Note that both 1 and 9 have the first bit turned on. You use DISTINCT because you consider that first bit only once; if you consider it more than once, you get the wrong result when you sum the values. Next, the query performs the following calculation:
SUM(DISTINCT(0, 0, 0)) +
SUM(DISTINCT(0, 0, 4)) +
SUM(DISTINCT(0, 8, 0)) +
After applying the DISTINCT clause, you get
SUM(0, 4) +
SUM(0, 8) +
For this calculation, 1 + 0 + 4 + 8 = 13, the result has the first, third, and fourth bits turned on and all the other bits turned off. In other words, the result is an aggregate bitwise OR.
To get better performing code, you can use the MAX(expression) aggregate function instead of using SUM(DISTINCT). However, I presented the SUM(DISTINCT) solution here because I'm going to base the auxiliary-table solution on it. Although the query in Listing 2 gives the desired result, it requires a lot of code because it evaluates each bit in the data_bits column separately.
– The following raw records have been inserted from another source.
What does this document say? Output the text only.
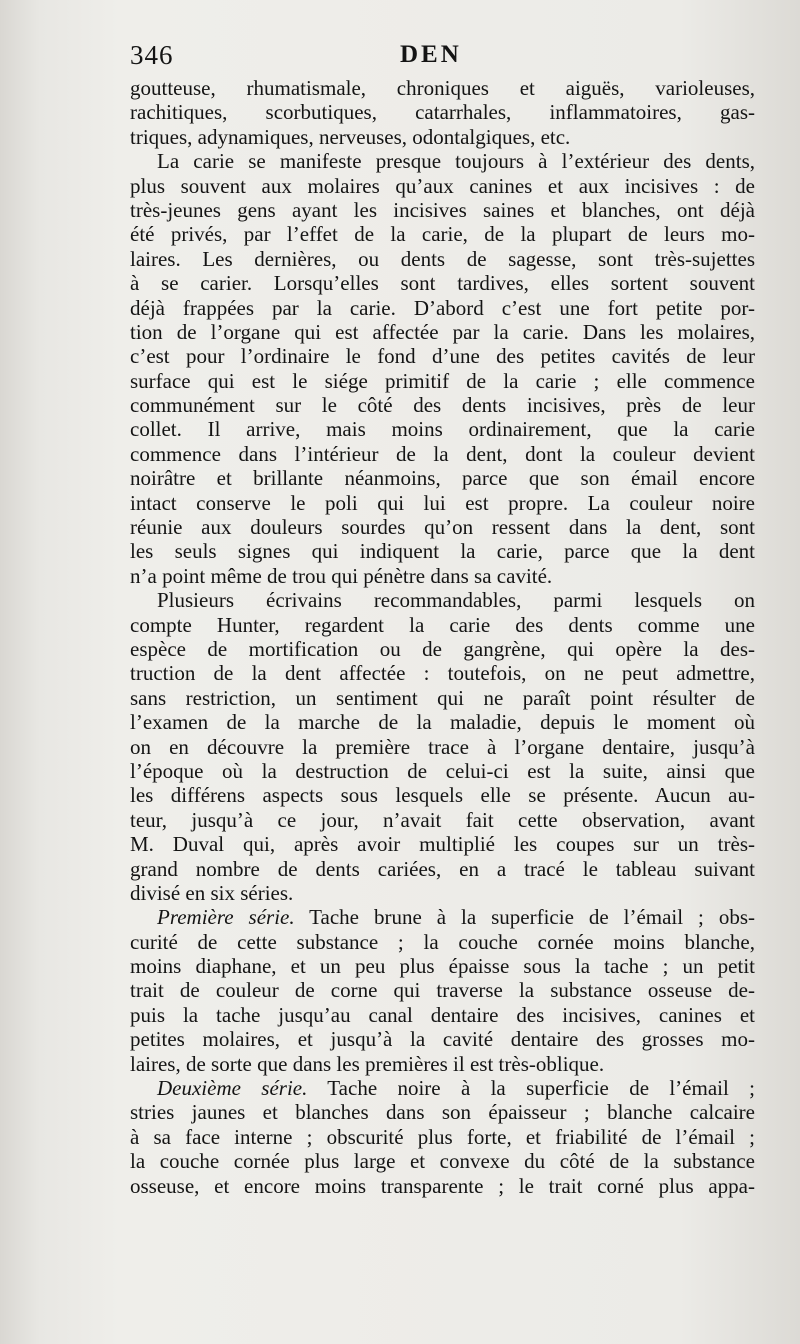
346	DEN
goutteuse, rhumatismale, chroniques et aiguës, varioleuses,
rachitiques, scorbutiques, catarrhales, inflammatoires, gas-
triques, adynamiques, nerveuses, odontalgiques, etc.
La carie se manifeste presque toujours à l’extérieur des dents,
plus souvent aux molaires qu’aux canines et aux incisives : de
très-jeunes gens ayant les incisives saines et blanches, ont déjà
été privés, par l’effet de la carie, de la plupart de leurs mo-
laires. Les dernières, ou dents de sagesse, sont très-sujettes
à se carier. Lorsqu’elles sont tardives, elles sortent souvent
déjà frappées par la carie. D’abord c’est une fort petite por-
tion de l’organe qui est affectée par la carie. Dans les molaires,
c’est pour l’ordinaire le fond d’une des petites cavités de leur
surface qui est le siége primitif de la carie ; elle commence
communément sur le côté des dents incisives, près de leur
collet. Il arrive, mais moins ordinairement, que la carie
commence dans l’intérieur de la dent, dont la couleur devient
noirâtre et brillante néanmoins, parce que son émail encore
intact conserve le poli qui lui est propre. La couleur noire
réunie aux douleurs sourdes qu’on ressent dans la dent, sont
les seuls signes qui indiquent la carie, parce que la dent
n’a point même de trou qui pénètre dans sa cavité.
Plusieurs écrivains recommandables, parmi lesquels on
compte Hunter, regardent la carie des dents comme une
espèce de mortification ou de gangrène, qui opère la des-
truction de la dent affectée : toutefois, on ne peut admettre,
sans restriction, un sentiment qui ne paraît point résulter de
l’examen de la marche de la maladie, depuis le moment où
on en découvre la première trace à l’organe dentaire, jusqu’à
l’époque où la destruction de celui-ci est la suite, ainsi que
les différens aspects sous lesquels elle se présente. Aucun au-
teur, jusqu’à ce jour, n’avait fait cette observation, avant
M. Duval qui, après avoir multiplié les coupes sur un très-
grand nombre de dents cariées, en a tracé le tableau suivant
divisé en six séries.
Première série. Tache brune à la superficie de l’émail ; obs-
curité de cette substance ; la couche cornée moins blanche,
moins diaphane, et un peu plus épaisse sous la tache ; un petit
trait de couleur de corne qui traverse la substance osseuse de-
puis la tache jusqu’au canal dentaire des incisives, canines et
petites molaires, et jusqu’à la cavité dentaire des grosses mo-
laires, de sorte que dans les premières il est très-oblique.
Deuxième série. Tache noire à la superficie de l’émail ;
stries jaunes et blanches dans son épaisseur ; blanche calcaire
à sa face interne ; obscurité plus forte, et friabilité de l’émail ;
la couche cornée plus large et convexe du côté de la substance
osseuse, et encore moins transparente ; le trait corné plus appa-
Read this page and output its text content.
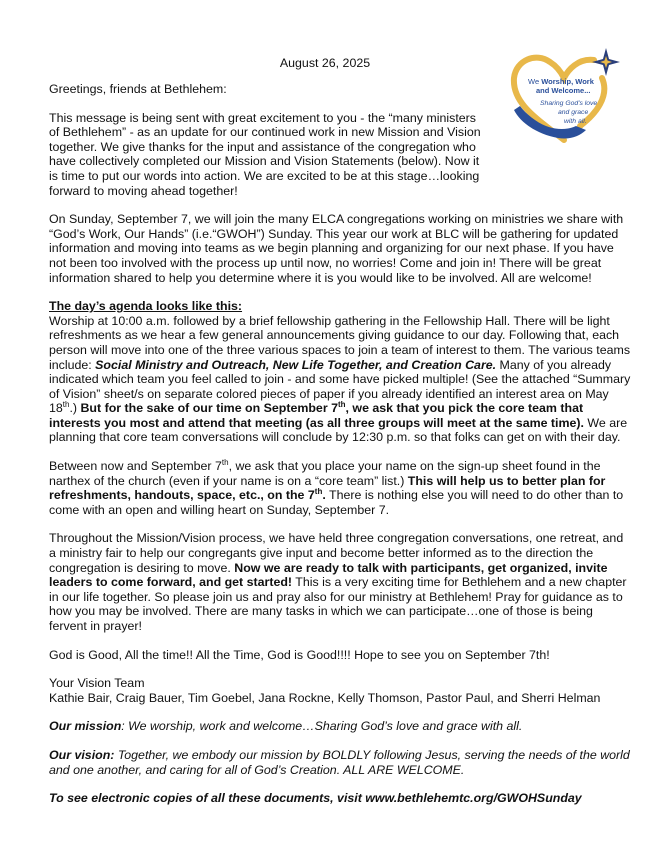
August 26, 2025
We Worship, Work
and Welcome...
Sharing God's love
and grace
with all.

Greetings, friends at Bethlehem:

This message is being sent with great excitement to you - the “many ministers of Bethlehem” - as an update for our continued work in new Mission and Vision together. We give thanks for the input and assistance of the congregation who have collectively completed our Mission and Vision Statements (below). Now it is time to put our words into action. We are excited to be at this stage…looking forward to moving ahead together!

On Sunday, September 7, we will join the many ELCA congregations working on ministries we share with “God’s Work, Our Hands” (i.e.“GWOH”) Sunday. This year our work at BLC will be gathering for updated information and moving into teams as we begin planning and organizing for our next phase. If you have not been too involved with the process up until now, no worries! Come and join in! There will be great information shared to help you determine where it is you would like to be involved. All are welcome!

The day’s agenda looks like this:

Worship at 10:00 a.m. followed by a brief fellowship gathering in the Fellowship Hall. There will be light refreshments as we hear a few general announcements giving guidance to our day. Following that, each person will move into one of the three various spaces to join a team of interest to them. The various teams include: Social Ministry and Outreach, New Life Together, and Creation Care. Many of you already indicated which team you feel called to join - and some have picked multiple! (See the attached “Summary of Vision” sheet/s on separate colored pieces of paper if you already identified an interest area on May 18th.) But for the sake of our time on September 7th, we ask that you pick the core team that interests you most and attend that meeting (as all three groups will meet at the same time). We are planning that core team conversations will conclude by 12:30 p.m. so that folks can get on with their day.

Between now and September 7th, we ask that you place your name on the sign-up sheet found in the narthex of the church (even if your name is on a “core team” list.) This will help us to better plan for refreshments, handouts, space, etc., on the 7th. There is nothing else you will need to do other than to come with an open and willing heart on Sunday, September 7.

Throughout the Mission/Vision process, we have held three congregation conversations, one retreat, and a ministry fair to help our congregants give input and become better informed as to the direction the congregation is desiring to move. Now we are ready to talk with participants, get organized, invite leaders to come forward, and get started! This is a very exciting time for Bethlehem and a new chapter in our life together. So please join us and pray also for our ministry at Bethlehem! Pray for guidance as to how you may be involved. There are many tasks in which we can participate…one of those is being fervent in prayer!

God is Good, All the time!! All the Time, God is Good!!!! Hope to see you on September 7th!

Your Vision Team
Kathie Bair, Craig Bauer, Tim Goebel, Jana Rockne, Kelly Thomson, Pastor Paul, and Sherri Helman

Our mission: We worship, work and welcome…Sharing God’s love and grace with all.

Our vision: Together, we embody our mission by BOLDLY following Jesus, serving the needs of the world and one another, and caring for all of God’s Creation. ALL ARE WELCOME.

To see electronic copies of all these documents, visit www.bethlehemtc.org/GWOHSunday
If you need to perform an aggregate bitwise OR in several places in your application, you'll end up with large amounts of code. You could encapsulate such a query in a view, but what if you had to perform an aggregate bitwise OR against several different tables? By using an auxiliary table, you can considerably reduce the amount of code you need.
Using Auxiliary Tables
To set up an auxiliary table solution, first break a value into its respective bits. The code in Listing 3 creates an auxiliary table called Bits and populates it with 32 binary values, each of which has a different bit turned on. Then, join the Bitvalues table to the Bits auxiliary table, as in the following query:
FROM Bitvalues JOIN Bits
ON data_bits & bin_val = bin_val
Note the special JOIN condition. The query performs a bitwise AND between each value in the Bitvalues table's data_bits column and each value in the Bits auxiliary table's bin_val column. Each bit that is turned on in a data_bits value gets a matching bin_val value in which the same bit is turned on. So, a value of 7 in the data_bits column gets three matching rows in the Bits auxiliary table with the bin_val values 0x00000001, 0x00000002, and 0x00000004. Table 2 shows the results.
The second and final step in solving the problem is summing the distinct values for each group. This part is fairly easy after you break up the values in the data_bits column. Just perform a GROUP BY query in which, for each group, you use the SUM(DISTINCT) function to calculate the distinct sum of all the values that were broken up, as the following query shows:
SUM(DISTINCT(CAST(bin_val AS int))) AS or_data_col
FROM Bitvalues JOIN Bits
ON data_bits & bin_val = bin_val
GROUP BY group_col
Note that the Bits auxiliary table stores values in binary. To sum those values, you must convert them to integers.
Which Way Is Better?
You can calculate an aggregate bitwise OR with or without an auxiliary table, but which approach is better? I compared the performance of the long SUM(DISTINCT) query, the long MAX query, and the short SUM(DISTINCT) query that uses an auxiliary table. The long SUM(DISTINCT) query performed considerably worse than the other two. The short SUM(DISTINCT) query performed slightly worse than the long MAX query, but it requires much less code.